Grilled salmon w/ roasted/chanterelle mushrooms and shallots
6 Servings
Ingredients
Quantity | Ingredient | |
---|---|---|
6 | larges | Peeled shallots, thinly sliced |
6 | tablespoons | Olive oil, divided |
1 | Head garlic, peeled | |
1 | bunch | Fresh thyme |
24 | mediums | Chanterelle mushrooms |
½ | Sprig fresh tarragon | |
1 | cup | Dry vermouth |
3 | cups | Chicken broth |
¼ | cup | Whipping cream |
Salt | ||
Freshly ground black pepper | ||
6 | Pieces (5-6 oz ea) fresh salmon fillets |
Directions
Stir shallots with 3 tablespoons oil, 2 tablespoons chopped thyme, 2 teaspoons chopped garlic, and salt and pepper to taste. Place on shallow baking pan and roast at 350°F 12 minutes. Clean and trim mushrooms. Roast on separate shallow baking pan at 450°F 8 minutes. In heavy saucepan, heat 2 tablespoons oil. Add roasted shallots and 2 cloves garlic. Cook on medium high heat until shallots and garlic begin to caramelize (they will appear to be coated with a golden brown syrup). Add 2 sprigs thyme, tarragon and vermouth. Continue to cook on medium high until liquid reduces by half.
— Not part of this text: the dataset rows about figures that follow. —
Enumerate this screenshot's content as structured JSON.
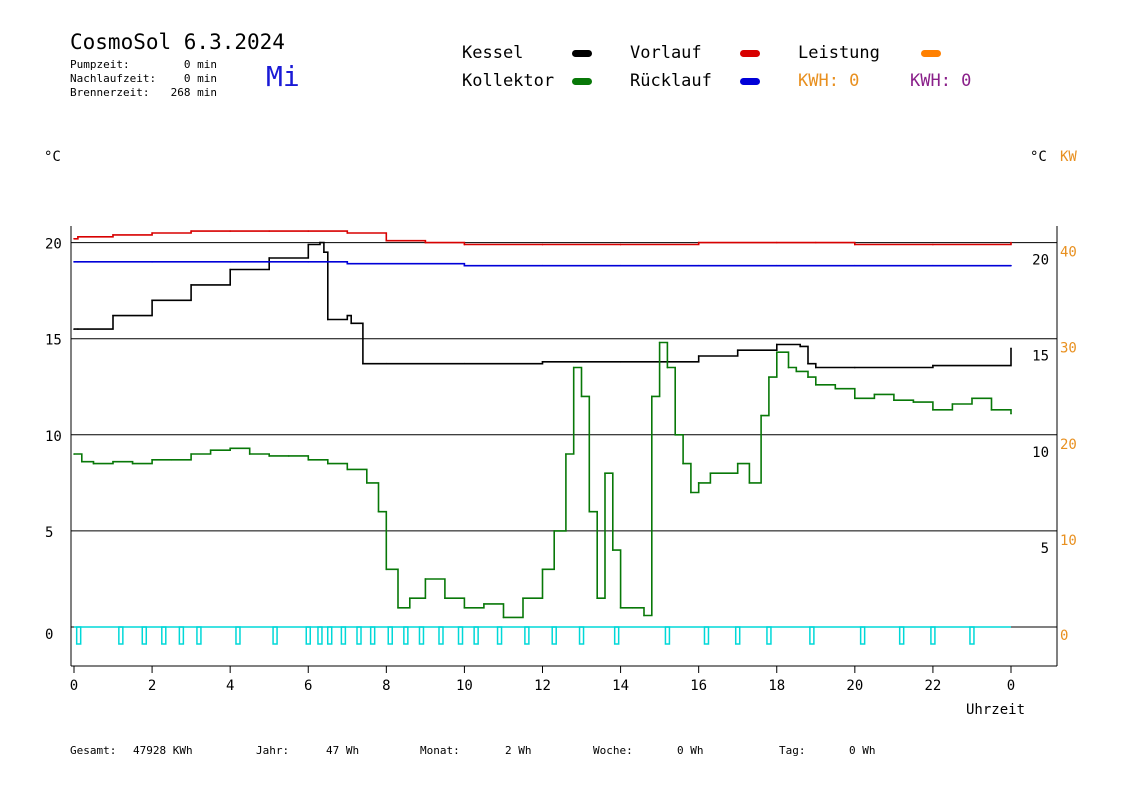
{
  "header": {
    "title": "CosmoSol 6.3.2024",
    "day": "Mi",
    "stats": [
      {
        "label": "Pumpzeit:",
        "value": "0 min"
      },
      {
        "label": "Nachlaufzeit:",
        "value": "0 min"
      },
      {
        "label": "Brennerzeit:",
        "value": "268 min"
      }
    ]
  },
  "legend": {
    "kessel": "Kessel",
    "kollektor": "Kollektor",
    "vorlauf": "Vorlauf",
    "ruecklauf": "Rücklauf",
    "leistung": "Leistung",
    "kwh1": "KWH: 0",
    "kwh2": "KWH: 0"
  },
  "units": {
    "left": "°C",
    "right_c": "°C",
    "right_kw": "KW"
  },
  "footer": {
    "items": [
      {
        "label": "Gesamt:",
        "value": "47928 KWh"
      },
      {
        "label": "Jahr:",
        "value": "47 Wh"
      },
      {
        "label": "Monat:",
        "value": "2 Wh"
      },
      {
        "label": "Woche:",
        "value": "0 Wh"
      },
      {
        "label": "Tag:",
        "value": "0 Wh"
      }
    ]
  },
  "colors": {
    "kessel": "#000000",
    "kollektor": "#087808",
    "vorlauf": "#d80000",
    "ruecklauf": "#0000d8",
    "leistung": "#ff8000",
    "pumpe": "#00d8d8",
    "kwh1": "#e89020",
    "kwh2": "#8a208a",
    "kw_axis": "#e89020"
  },
  "chart_data": {
    "type": "line",
    "xlabel": "Uhrzeit",
    "x_ticks": [
      "0",
      "2",
      "4",
      "6",
      "8",
      "10",
      "12",
      "14",
      "16",
      "18",
      "20",
      "22",
      "0"
    ],
    "xlim": [
      0,
      24
    ],
    "y_left_ticks": [
      "0",
      "5",
      "10",
      "15",
      "20"
    ],
    "y_left_lim": [
      0,
      21
    ],
    "y_right_c_ticks": [
      "5",
      "10",
      "15",
      "20"
    ],
    "y_right_kw_ticks": [
      "0",
      "10",
      "20",
      "30",
      "40"
    ],
    "grid": "horizontal",
    "series": [
      {
        "name": "Kessel",
        "color_key": "kessel",
        "x": [
          0.0,
          0.1,
          1.0,
          2.0,
          3.0,
          4.0,
          5.0,
          6.0,
          6.3,
          6.4,
          6.5,
          7.0,
          7.1,
          7.4,
          8.0,
          10.0,
          12.0,
          14.0,
          15.0,
          16.0,
          17.0,
          18.0,
          18.6,
          18.8,
          19.0,
          20.0,
          22.0,
          24.0
        ],
        "y": [
          15.5,
          15.5,
          16.2,
          17.0,
          17.8,
          18.6,
          19.2,
          19.9,
          20.0,
          19.5,
          16.0,
          16.2,
          15.8,
          13.7,
          13.7,
          13.7,
          13.8,
          13.8,
          13.8,
          14.1,
          14.4,
          14.7,
          14.6,
          13.7,
          13.5,
          13.5,
          13.6,
          14.5
        ]
      },
      {
        "name": "Vorlauf",
        "color_key": "vorlauf",
        "x": [
          0.0,
          0.1,
          1.0,
          2.0,
          3.0,
          4.0,
          5.0,
          6.0,
          7.0,
          8.0,
          9.0,
          10.0,
          12.0,
          14.0,
          16.0,
          18.0,
          19.0,
          20.0,
          22.0,
          24.0
        ],
        "y": [
          20.2,
          20.3,
          20.4,
          20.5,
          20.6,
          20.6,
          20.6,
          20.6,
          20.5,
          20.1,
          20.0,
          19.9,
          19.9,
          19.9,
          20.0,
          20.0,
          20.0,
          19.9,
          19.9,
          20.0
        ]
      },
      {
        "name": "Rücklauf",
        "color_key": "ruecklauf",
        "x": [
          0.0,
          0.1,
          2.0,
          4.0,
          6.0,
          7.0,
          8.0,
          10.0,
          12.0,
          14.0,
          16.0,
          18.0,
          20.0,
          22.0,
          24.0
        ],
        "y": [
          19.0,
          19.0,
          19.0,
          19.0,
          19.0,
          18.9,
          18.9,
          18.8,
          18.8,
          18.8,
          18.8,
          18.8,
          18.8,
          18.8,
          18.8
        ]
      },
      {
        "name": "Kollektor",
        "color_key": "kollektor",
        "x": [
          0.0,
          0.2,
          0.5,
          1.0,
          1.5,
          2.0,
          2.5,
          3.0,
          3.5,
          4.0,
          4.5,
          5.0,
          5.5,
          6.0,
          6.5,
          7.0,
          7.5,
          7.8,
          8.0,
          8.3,
          8.6,
          9.0,
          9.5,
          10.0,
          10.5,
          11.0,
          11.5,
          12.0,
          12.3,
          12.6,
          12.8,
          13.0,
          13.2,
          13.4,
          13.6,
          13.8,
          14.0,
          14.3,
          14.6,
          14.8,
          15.0,
          15.2,
          15.4,
          15.6,
          15.8,
          16.0,
          16.3,
          16.6,
          17.0,
          17.3,
          17.6,
          17.8,
          18.0,
          18.3,
          18.5,
          18.8,
          19.0,
          19.5,
          20.0,
          20.5,
          21.0,
          21.5,
          22.0,
          22.5,
          23.0,
          23.5,
          24.0
        ],
        "y": [
          9.0,
          8.6,
          8.5,
          8.6,
          8.5,
          8.7,
          8.7,
          9.0,
          9.2,
          9.3,
          9.0,
          8.9,
          8.9,
          8.7,
          8.5,
          8.2,
          7.5,
          6.0,
          3.0,
          1.0,
          1.5,
          2.5,
          1.5,
          1.0,
          1.2,
          0.5,
          1.5,
          3.0,
          5.0,
          9.0,
          13.5,
          12.0,
          6.0,
          1.5,
          8.0,
          4.0,
          1.0,
          1.0,
          0.6,
          12.0,
          14.8,
          13.5,
          10.0,
          8.5,
          7.0,
          7.5,
          8.0,
          8.0,
          8.5,
          7.5,
          11.0,
          13.0,
          14.3,
          13.5,
          13.3,
          13.0,
          12.6,
          12.4,
          11.9,
          12.1,
          11.8,
          11.7,
          11.3,
          11.6,
          11.9,
          11.3,
          11.1
        ]
      },
      {
        "name": "Pumpe",
        "color_key": "pumpe",
        "type": "pulses",
        "pulses": [
          0.12,
          1.2,
          1.8,
          2.3,
          2.75,
          3.2,
          4.2,
          5.15,
          6.0,
          6.3,
          6.55,
          6.9,
          7.3,
          7.65,
          8.1,
          8.5,
          8.9,
          9.4,
          9.9,
          10.3,
          10.9,
          11.6,
          12.3,
          13.0,
          13.9,
          15.2,
          16.2,
          17.0,
          17.8,
          18.9,
          20.2,
          21.2,
          22.0,
          23.0
        ]
      }
    ]
  }
}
Add chicken broth and cream. Turn down heat to medium and cook until liquid again reduces by half. If sauce separates, put in blender on high speeD with 1 teaspoon melted butter.) In saucepan, heat shallot mixture, mushrooms, and any juices from baking pans on medium heat. Meanwhile, brush salmon with remaining 1 tablespoon olive oil and grill or broil 5 to 6 minutes; turn. Grill 5 to 6 minutes more until salmon is opaque and flakes easily. Spoon mushroom sauce over salmon.
6 servings. Source: The Boulevard Restaurant, San Francisco, CA.